Toward a Natural History of the Book: Poetry on Plants in Renaissance England
February 29, 2016
3:30 PM to 5:00 PM
212 University Club Building
Eating, we know, is both necessary for our survival and ecologically consequential: agriculture has profoundly altered our planet. Writing and reading, too, have human advantages and ecological consequences—and on a scale that we have not yet honestly admitted in our stories about the history of the book. In “Toward a Natural History of the Book,” I ask questions like: How might we write history of the book that accounts for negotiations among humans and non-humans in the act of creating material records of ideas? This talk explores the ecological materials that made Renaissance books possible, on the ecological choices that, by extension, made the writings of Shakespeare and his contemporaries possible.
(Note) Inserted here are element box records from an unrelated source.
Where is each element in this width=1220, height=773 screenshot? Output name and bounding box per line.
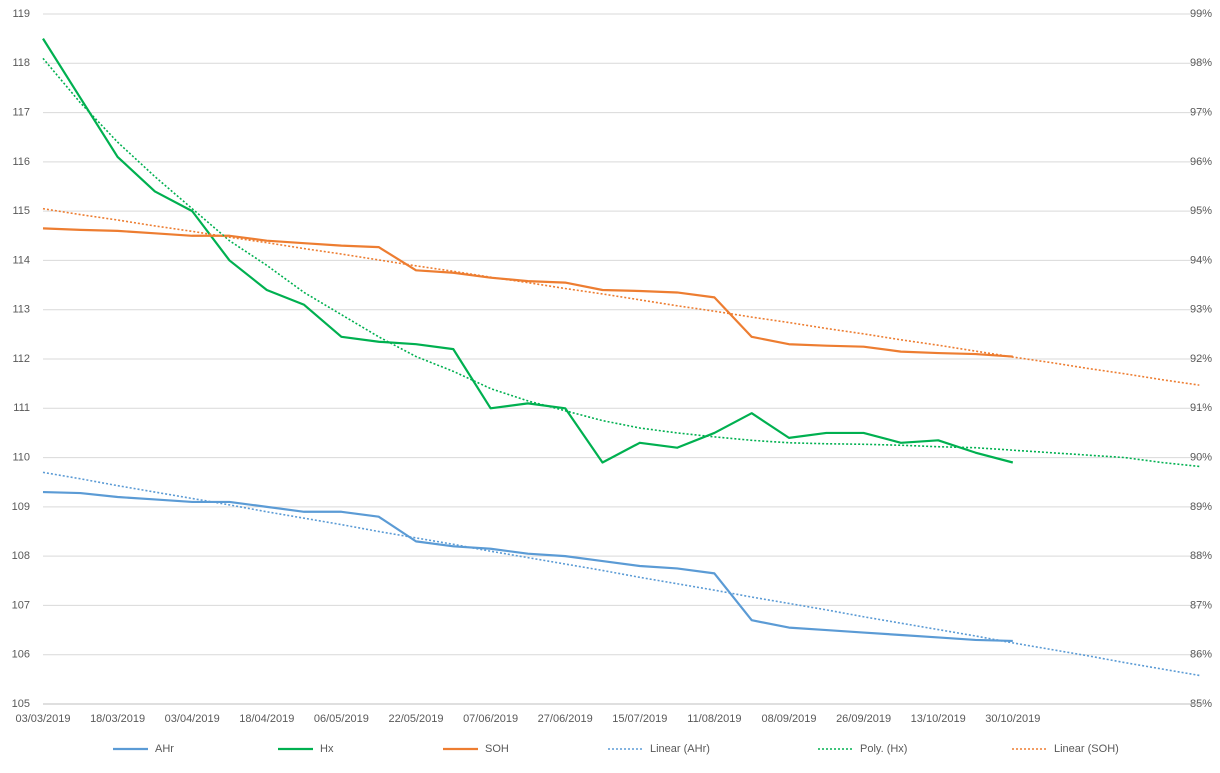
- y-tick-label: 119: [12, 8, 30, 20]
- legend-label: AHr: [155, 743, 174, 755]
- x-tick-label: 08/09/2019: [761, 713, 816, 725]
- y2-tick-label: 89%: [1190, 501, 1212, 513]
- y2-tick-label: 97%: [1190, 106, 1212, 118]
- legend-label: Hx: [320, 743, 334, 755]
- y-tick-label: 115: [12, 205, 30, 217]
- y2-tick-label: 99%: [1190, 8, 1212, 20]
- x-tick-label: 06/05/2019: [314, 713, 369, 725]
- y2-tick-label: 91%: [1190, 402, 1212, 414]
- x-tick-label: 07/06/2019: [463, 713, 518, 725]
- y-tick-label: 105: [12, 698, 30, 710]
- x-tick-label: 22/05/2019: [388, 713, 443, 725]
- y-tick-label: 116: [12, 156, 30, 168]
- series-line: [42, 38, 1014, 464]
- y2-tick-label: 94%: [1190, 254, 1212, 266]
- legend-label: Poly. (Hx): [860, 743, 907, 755]
- series-line: [42, 490, 1013, 643]
- x-tick-label: 27/06/2019: [538, 713, 593, 725]
- y2-tick-label: 87%: [1190, 599, 1212, 611]
- y2-tick-label: 98%: [1190, 57, 1212, 69]
- y-tick-label: 107: [12, 599, 30, 611]
- y-tick-label: 118: [12, 57, 30, 69]
- trend-line: [42, 207, 1200, 386]
- x-tick-label: 30/10/2019: [985, 713, 1040, 725]
- trend-line: [42, 471, 1200, 677]
- trend-line: [42, 57, 1200, 468]
- y2-tick-label: 88%: [1190, 550, 1212, 562]
- y-tick-label: 110: [12, 451, 30, 463]
- x-tick-label: 03/03/2019: [15, 713, 70, 725]
- y2-tick-label: 86%: [1190, 649, 1212, 661]
- y-tick-label: 106: [12, 649, 30, 661]
- x-tick-label: 15/07/2019: [612, 713, 667, 725]
- y-tick-label: 114: [12, 254, 30, 266]
- y-tick-label: 109: [12, 501, 30, 513]
- y2-tick-label: 90%: [1190, 451, 1212, 463]
- x-tick-label: 13/10/2019: [911, 713, 966, 725]
- x-tick-label: 03/04/2019: [165, 713, 220, 725]
- y2-tick-label: 92%: [1190, 353, 1212, 365]
- y-tick-label: 111: [13, 402, 30, 414]
- y2-tick-label: 95%: [1190, 205, 1212, 217]
- x-tick-label: 11/08/2019: [687, 713, 741, 725]
- series-line: [42, 227, 1013, 358]
- x-tick-label: 18/04/2019: [239, 713, 294, 725]
- legend-label: SOH: [485, 743, 509, 755]
- y-tick-label: 117: [12, 106, 30, 118]
- y-tick-label: 108: [12, 550, 30, 562]
- y2-tick-label: 93%: [1190, 304, 1212, 316]
- y-tick-label: 112: [12, 353, 30, 365]
- legend-label: Linear (AHr): [650, 743, 710, 755]
- legend-label: Linear (SOH): [1054, 743, 1119, 755]
- x-tick-label: 26/09/2019: [836, 713, 891, 725]
- y2-tick-label: 96%: [1190, 156, 1212, 168]
- y-tick-label: 113: [12, 304, 30, 316]
- x-tick-label: 18/03/2019: [90, 713, 145, 725]
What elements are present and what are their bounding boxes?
Joshua Calhoun is an Assistant Professor of English at the University of Wisconsin-Madison who specializes in Shakespeare, sixteenth- and seventeenth-century poetry, and the history of media. As a Faculty Affiliate at the Nelson Institute’s Center for Culture, History, and Environment (CHE), he also teaches courses in the environmental humanities. His work has been published in PMLA, Shakespeare Studies, and Environmental Philosophy. He is currently writing a book about poetry, papermaking, and ecology titled The Nature of the Page in Renaissance England. Drawing on original archival research, environmental history, and the poetry of Shakespeare and his contemporaries, the book tells a vibrant natural history of the ecological negotiations and technological contrivances used to store and transmit human ideas.